During drilling, a recast layer can form on the inside walls of the hole. This layer is formed by re-solidification of vaporised or molten material on the walls of the hole, and it is in general not evenly distributed along the hole circumference and depth. Detrimental effects of the recast layer are decreased accuracy and repeatability of the hole size and geometry, changes in flow characteristics (important in for example spray nozzles and cooling holes for aero-engine components), and increased heat affected zone (HAZ) width and thermal stresses, which can lead to micro-cracking (see below). The occurence of coarse recast is particularly associated with melt expulsion during percussion drilling.

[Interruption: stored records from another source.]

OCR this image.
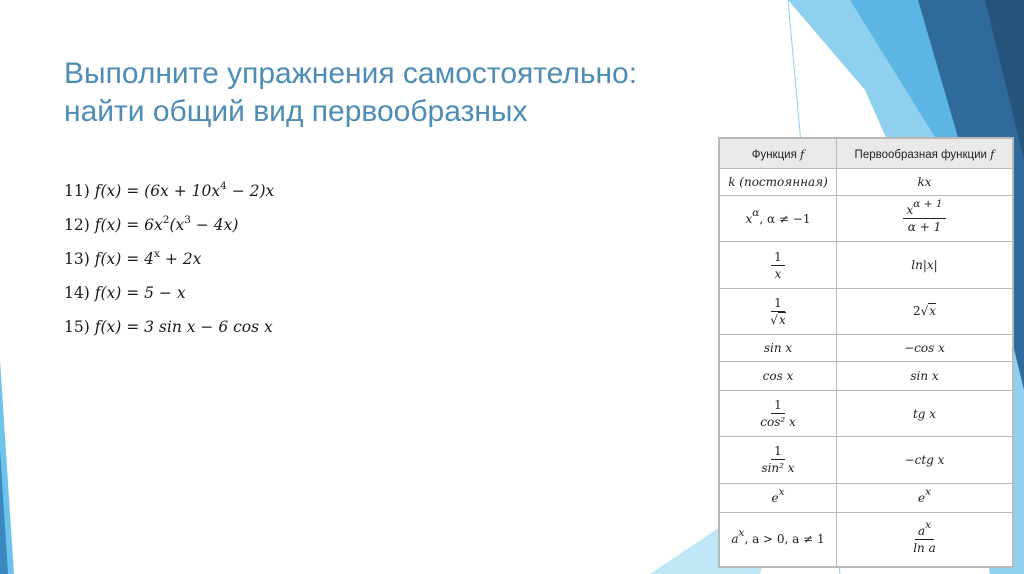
Выполните упражнения самостоятельно:
найти общий вид первообразных
11) $f(x) = (6x + 10x^4 - 2)x$
12) $f(x) = 6x^2(x^3 - 4x)$
13) $f(x) = 4^x + 2x$
14) f(x) = 5 − x
15) f(x) = 3 sin x − 6 cos x
Функция f	Первообразная функции f
k (постоянная)	kx
$x^\alpha$, α ≠ −1	$\frac{x^{\alpha + 1}}{\alpha + 1}$

$\frac{1}{x}$	ln|x|

$\frac{1}{√x}$	2√x
sin x	−cos x
cos x	sin x

$\frac{1}{\text{cos² x}}$	tg x

$\frac{1}{\text{sin² x}}$	−ctg x
$e^x$	$e^x$
$a^x$, a > 0, a ≠ 1	$\frac{a^x}{\text{ln a}}$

To minimise the recast layer thickness, parameters should be chosen that allow the material to be expelled from the hole effectively. This in general means short pulses at high intensity, which changes the material removal mechanism from molten ejection to an evaporation dominated process. The use of a suitable process gas may also be beneficial.
Large HAZ width
The HAZ results from heat conduction into the material directly adjacent to the hole. As the HAZ will generally have properties worse than those of the parent material (e.g. because of grain growth or precipitation/segregation), it should be kept as small as possible. The HAZ can be minimised by using short pulses and low repetition rates (limiting the heating of the component), and by evaporation dominated material removal rather than molten ejection.
Micro-cracks result from excessive thermal stresses, and are more likely to occur when a thick recast layer is present. Micro-cracks may be confined to the recast layer, but can also extend well into the parent material. Means of minimising the likelihood of micro-cracks are similar to those for minimising the recast layer and HAZ thickness (see above).

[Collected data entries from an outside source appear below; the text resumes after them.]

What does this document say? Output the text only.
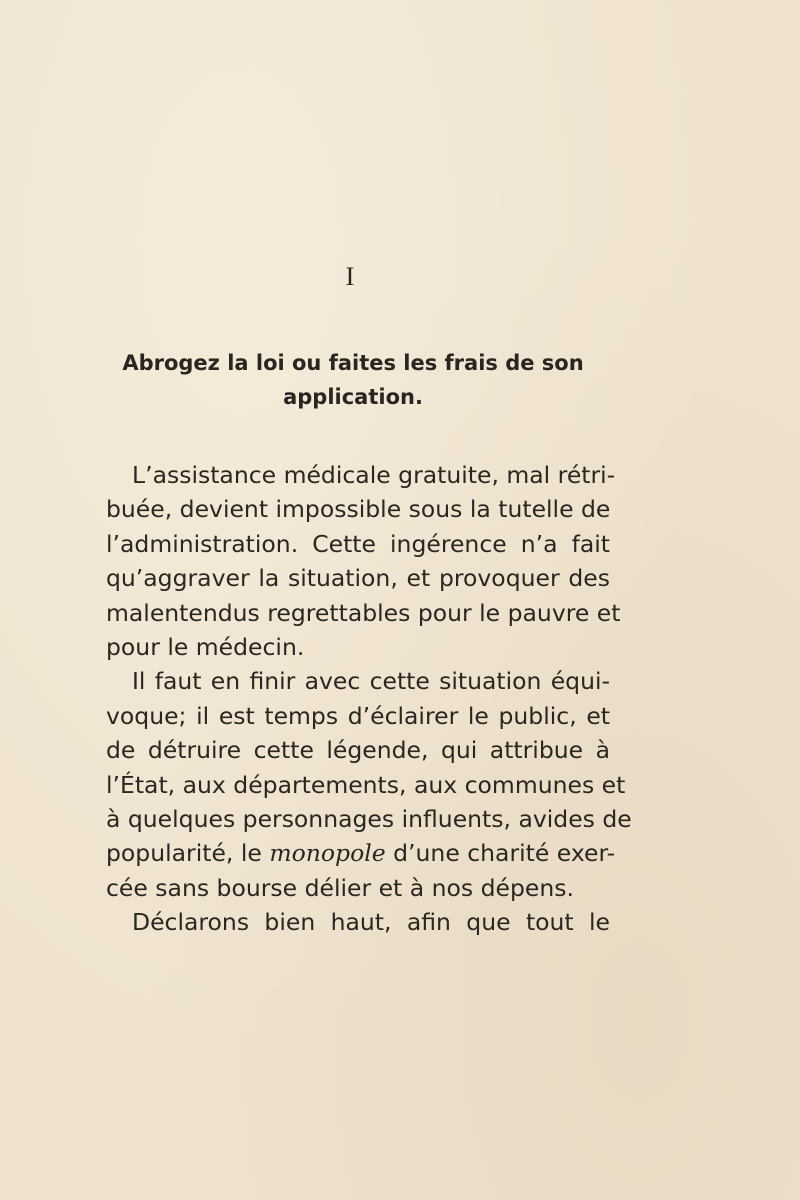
I
Abrogez la loi ou faites les frais de son
application.
L’assistance médicale gratuite, mal rétri-
buée, devient impossible sous la tutelle de
l’administration. Cette ingérence n’a fait
qu’aggraver la situation, et provoquer des
malentendus regrettables pour le pauvre et
pour le médecin.
Il faut en finir avec cette situation équi-
voque; il est temps d’éclairer le public, et
de détruire cette légende, qui attribue à
l’État, aux départements, aux communes et
à quelques personnages influents, avides de
popularité, le monopole d’une charité exer-
cée sans bourse délier et à nos dépens.
Déclarons bien haut, afin que tout le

Taper (variation in hole diameter, along its depth) results from the choice of focus position, as well as erosion by ejected material, and therefore tends to be more prevalent in deeper holes. Taper can be present at both the entrance and exit of the hole. Although for some applications taper can be tolerated or even beneficial, it is unwanted in most cases. Taper is, in general, less when long focal length lenses (and thus longer focal depths) and shorter pulses are used. The position of the focal point is of paramount importance: with the focal point at the workpiece surface, cylindrical holes are drilled, whereas with the focal point above or below the surface, tapered and conical holes are drilled.
Material can build up at the entrance and exit of the hole, reducing repeatability and flow characteristics and roughening the surface. It generally results from the same mechanisms as recast, and thus the means of prevention are similar.